La Bataille de Hattin, également connue sous le nom de la Bataille des Cornes de Hattin ou la Bataille de Tibériade, fut une confrontation militaire décisive qui se déroula le 4 juillet 1187, près des rives du lac Tibériade en Galilée. Cette bataille opposa les armées du Royaume de Jérusalem, dirigées par Guy de Lusignan, aux redoutables forces de Saladin, le renommé leader musulman. Saladin en sortit vainqueur, sécurisant ainsi un triomphe retentissant qui lui ouvrit les portes de la Palestine.
Contexte Historique
Après la mort du jeune Roi Baudouin V de Montferrat à Acre, à l’âge tendre de huit ans, Raymond III de Tripoli, le régent, fut destitué du pouvoir. Guy de Lusignan accéda au trône de Jérusalem grâce à son mariage avec Sibylle, la sœur du Roi Baudouin IV, décédé de la lèpre le 16 mars 1185.
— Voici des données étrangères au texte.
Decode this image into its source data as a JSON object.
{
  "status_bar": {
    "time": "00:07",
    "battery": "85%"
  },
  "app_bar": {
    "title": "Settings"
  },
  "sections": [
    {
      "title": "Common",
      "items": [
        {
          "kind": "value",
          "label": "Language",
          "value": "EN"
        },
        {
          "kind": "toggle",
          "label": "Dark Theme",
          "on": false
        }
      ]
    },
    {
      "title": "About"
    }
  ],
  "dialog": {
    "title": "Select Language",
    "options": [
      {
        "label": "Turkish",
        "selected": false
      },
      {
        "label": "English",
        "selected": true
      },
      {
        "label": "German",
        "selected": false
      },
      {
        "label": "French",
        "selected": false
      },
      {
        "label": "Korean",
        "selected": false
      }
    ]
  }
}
À la fin de 1186 ou au début de 1187, Renaud de Châtillon, le seigneur d’Outre-Jourdain et de Montréal, viola une trêve de six ans entre les Francs et les Musulmans en attaquant une caravane fortement protégée voyageant du Caire à Damas. Il massacra les escortes armées et emprisonna les marchands et les caravaniers dans sa forteresse de Kerak. Par la suite, il cibla d’autres caravanes de pèlerins se rendant à La Mecque, envisageant même de détruire le site sacré de l’islam.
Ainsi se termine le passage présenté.